Fletch had been fearful that things would fall apart just as quickly as they had come together. He stayed in good faith, trusting that Jac wanted this to work as much as he did. The fact that she actually trying gave him faith that she wanted him and that she wanted this, and every time she let him in a little more, he knew it was a step forward.
It was remarkable how quickly things settled down again. Thursday became date night again and Jac and Emma went over for dinner every Monday. They saw each other regularly throughout the week but always made sure that there was at least one day where they didn't see each other...to keep things from getting overwhelming.
On Friday afternoons, Jac went to therapy after she finished work.
"So Jac, how are things going this week?" Sarah asked with a smile, pen ready to note down anything important.
"Pretty normal; I've been working a lot, I've seen Fletch a little, things are starting to get back to the old routine," she replied concisely. Even if she was here, and even if she wanted it, Jac wasn't very good at therapy yet.
"How do you feel about that? The old routine resulted in you breaking up with Fletch and burying yourself in work, don't you think that it could just do the same thing again?"
Jac glared at her disdainfully, wasn't the point of therapists to make you less scared of doing the wrong thing? She was getting extremely annoyed with this woman who seemed to be doing everything wrong by her books, but she stuck around because she had promised herself she would try this time.
"It wasn't the routine. It wasn't Fletch. It wasn't work. It was me, and that's the part of the equation that I'm trying to change here," she answered confidently, and Sarah offered a little smile at that.

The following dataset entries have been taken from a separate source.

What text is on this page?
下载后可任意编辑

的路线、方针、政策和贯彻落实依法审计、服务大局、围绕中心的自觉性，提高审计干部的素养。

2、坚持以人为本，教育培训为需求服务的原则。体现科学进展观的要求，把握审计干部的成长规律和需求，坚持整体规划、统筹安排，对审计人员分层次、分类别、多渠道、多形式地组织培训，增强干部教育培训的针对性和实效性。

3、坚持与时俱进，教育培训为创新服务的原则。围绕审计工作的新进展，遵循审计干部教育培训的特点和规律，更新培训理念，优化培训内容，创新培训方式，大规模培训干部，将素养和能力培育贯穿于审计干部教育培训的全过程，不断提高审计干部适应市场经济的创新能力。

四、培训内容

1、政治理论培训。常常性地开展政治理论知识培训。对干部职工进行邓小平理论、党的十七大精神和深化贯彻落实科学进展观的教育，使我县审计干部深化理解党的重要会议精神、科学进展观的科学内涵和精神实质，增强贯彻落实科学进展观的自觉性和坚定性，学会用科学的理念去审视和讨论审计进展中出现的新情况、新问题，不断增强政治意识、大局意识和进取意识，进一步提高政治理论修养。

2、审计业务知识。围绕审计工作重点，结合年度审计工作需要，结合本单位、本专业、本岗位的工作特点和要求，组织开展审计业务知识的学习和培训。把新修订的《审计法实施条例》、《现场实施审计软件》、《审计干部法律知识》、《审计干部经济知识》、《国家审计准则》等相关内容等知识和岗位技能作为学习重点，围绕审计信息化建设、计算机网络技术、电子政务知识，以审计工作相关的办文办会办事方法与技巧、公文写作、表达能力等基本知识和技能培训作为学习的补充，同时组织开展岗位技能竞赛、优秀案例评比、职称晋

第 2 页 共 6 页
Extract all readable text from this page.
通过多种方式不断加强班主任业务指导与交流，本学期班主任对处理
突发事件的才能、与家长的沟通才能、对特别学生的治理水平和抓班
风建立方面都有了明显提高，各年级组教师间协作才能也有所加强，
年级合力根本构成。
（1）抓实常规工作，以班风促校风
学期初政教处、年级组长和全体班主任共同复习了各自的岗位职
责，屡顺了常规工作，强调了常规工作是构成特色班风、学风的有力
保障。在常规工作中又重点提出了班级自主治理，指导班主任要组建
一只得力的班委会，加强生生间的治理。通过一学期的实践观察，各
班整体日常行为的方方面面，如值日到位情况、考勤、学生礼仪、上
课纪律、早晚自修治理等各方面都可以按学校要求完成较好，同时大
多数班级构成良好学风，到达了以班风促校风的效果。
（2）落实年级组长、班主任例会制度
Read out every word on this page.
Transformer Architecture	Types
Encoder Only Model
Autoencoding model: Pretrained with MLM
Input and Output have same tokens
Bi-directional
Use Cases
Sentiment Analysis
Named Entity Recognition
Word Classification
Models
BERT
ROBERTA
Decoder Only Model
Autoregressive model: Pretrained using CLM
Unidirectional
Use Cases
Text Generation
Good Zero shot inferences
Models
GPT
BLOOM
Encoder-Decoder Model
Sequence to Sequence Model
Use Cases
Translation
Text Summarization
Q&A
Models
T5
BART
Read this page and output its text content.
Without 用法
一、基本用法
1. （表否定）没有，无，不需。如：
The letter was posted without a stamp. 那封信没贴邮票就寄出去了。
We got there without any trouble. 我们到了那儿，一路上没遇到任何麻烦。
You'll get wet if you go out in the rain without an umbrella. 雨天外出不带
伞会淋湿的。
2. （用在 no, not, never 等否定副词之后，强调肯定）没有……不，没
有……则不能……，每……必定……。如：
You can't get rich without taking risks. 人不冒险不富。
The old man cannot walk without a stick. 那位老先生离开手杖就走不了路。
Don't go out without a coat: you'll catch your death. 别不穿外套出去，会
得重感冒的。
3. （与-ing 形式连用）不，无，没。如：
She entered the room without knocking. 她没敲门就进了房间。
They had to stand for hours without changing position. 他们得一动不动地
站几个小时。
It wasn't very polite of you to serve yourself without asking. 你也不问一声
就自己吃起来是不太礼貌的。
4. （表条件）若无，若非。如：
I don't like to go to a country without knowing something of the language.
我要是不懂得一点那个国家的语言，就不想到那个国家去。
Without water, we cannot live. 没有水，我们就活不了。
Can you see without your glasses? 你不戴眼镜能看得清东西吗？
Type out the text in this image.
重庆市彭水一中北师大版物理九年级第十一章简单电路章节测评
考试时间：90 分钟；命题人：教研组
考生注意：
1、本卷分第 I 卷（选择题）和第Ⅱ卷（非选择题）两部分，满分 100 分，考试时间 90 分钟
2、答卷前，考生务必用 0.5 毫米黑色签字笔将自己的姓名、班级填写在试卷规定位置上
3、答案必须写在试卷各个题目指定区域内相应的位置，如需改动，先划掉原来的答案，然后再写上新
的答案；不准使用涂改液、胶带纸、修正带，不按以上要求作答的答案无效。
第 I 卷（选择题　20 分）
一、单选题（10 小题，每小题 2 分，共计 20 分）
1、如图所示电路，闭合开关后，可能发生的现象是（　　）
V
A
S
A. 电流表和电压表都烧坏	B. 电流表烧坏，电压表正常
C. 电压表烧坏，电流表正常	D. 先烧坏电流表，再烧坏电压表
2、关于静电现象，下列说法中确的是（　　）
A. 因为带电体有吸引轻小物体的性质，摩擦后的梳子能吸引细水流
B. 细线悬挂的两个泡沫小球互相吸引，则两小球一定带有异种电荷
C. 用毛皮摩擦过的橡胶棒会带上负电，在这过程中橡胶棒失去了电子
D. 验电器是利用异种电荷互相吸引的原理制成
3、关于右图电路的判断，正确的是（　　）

They spoke for the next 55 minutes about her childhood and her past relationships and where she thought it'd all gone wrong. There was a catharsis in talking about it, in admitting her anger at her mother and the way she had treated everybody she loved from there forward.
Jac left with an assignment of sorts. Do something small each day to show somebody that she loved them, and not to tell them why. Well this was going to be difficult to keep under wraps if she was using Fletch has her subject.
On the first day, she brought him coffee and told him she was allowed to do something nice for him if she wanted.
On the second day, she bought him the shirt that she had asked the guy on the train to Edinburgh about and left it on a hanger in his office with a note saying she thought it would suit him.
On the third day, she brought him a bacon sarnie for lunch and told him she didn't know if he'd had time to get anything himself.
On the fourth day, she finished early and picked Theo up from the creche with Emma, taking them both back to hers and dropping him a text to say that she would drop him off at 6o'clock.
On the fifth day, she told him that she liked his tie, jauntily describing it as 'not hideous' and saw the way his face lit up.
On the sixth day, she refused surgery in the knowledge that it would leave her running late for dinner.
And on day seven, she took him to the Darwin store cupboard and showed him just how grateful she was to have him.
The last thing was to do was to ask him if she'd been different this week, and so she did.
"I wouldn't say so. Why, have you had your haircut and I haven't noticed? Or, is it your perfume?" he rattled on awkwardly as she laughed at how flustered he was getting. "What is it?"
"My therapist gave me an assignment to do one nice thing for you every day and see if you picked up on it,"Jac explained. "I don't know what it's supposed to mean that you didn't, maybe I'm not good enough at doing nice things."
"No, it means that you do nice things for me every day without even realising it, and that you are so much better at caring about people than you think you are. Stop thinking that you don't show me how much I mean to you because you do," Fletch said, rubbing her arm from wrist to elbow, over and over again in a soothing pattern.
She smiled at him weakly, a little embarrassed but pleased all the same. Her appointment was in five minutes, so she excused herself and headed downstairs.
It was incredible the way that therapy structured her life. Every week, she would discuss how her assignment meant and what she learned, and then they would talk about her week, and then they would talk about the roots of her problems, and then she would be set another assignment.
Weeks passed, and she started to feel like things might actually be changing. When she was feeling insecure, she would go to Fletch instead of hiding from him, and when she needed time to herself, she would tell him first instead of leaving him to worry.
She had started to believe that things weren't going to fall apart solely because of her. Her mindset was actually changing, and she had never been more frightened; pessimism and emotional absence had served as a safety blanket for her almost her entire life and she wasn't quite ready to give them up.
But she had to, and she knew that deep down. Years of pretending that she didn't care had to be put into the past if she actually wanted things to change. No more excuses, she told herself, it was time to fix this.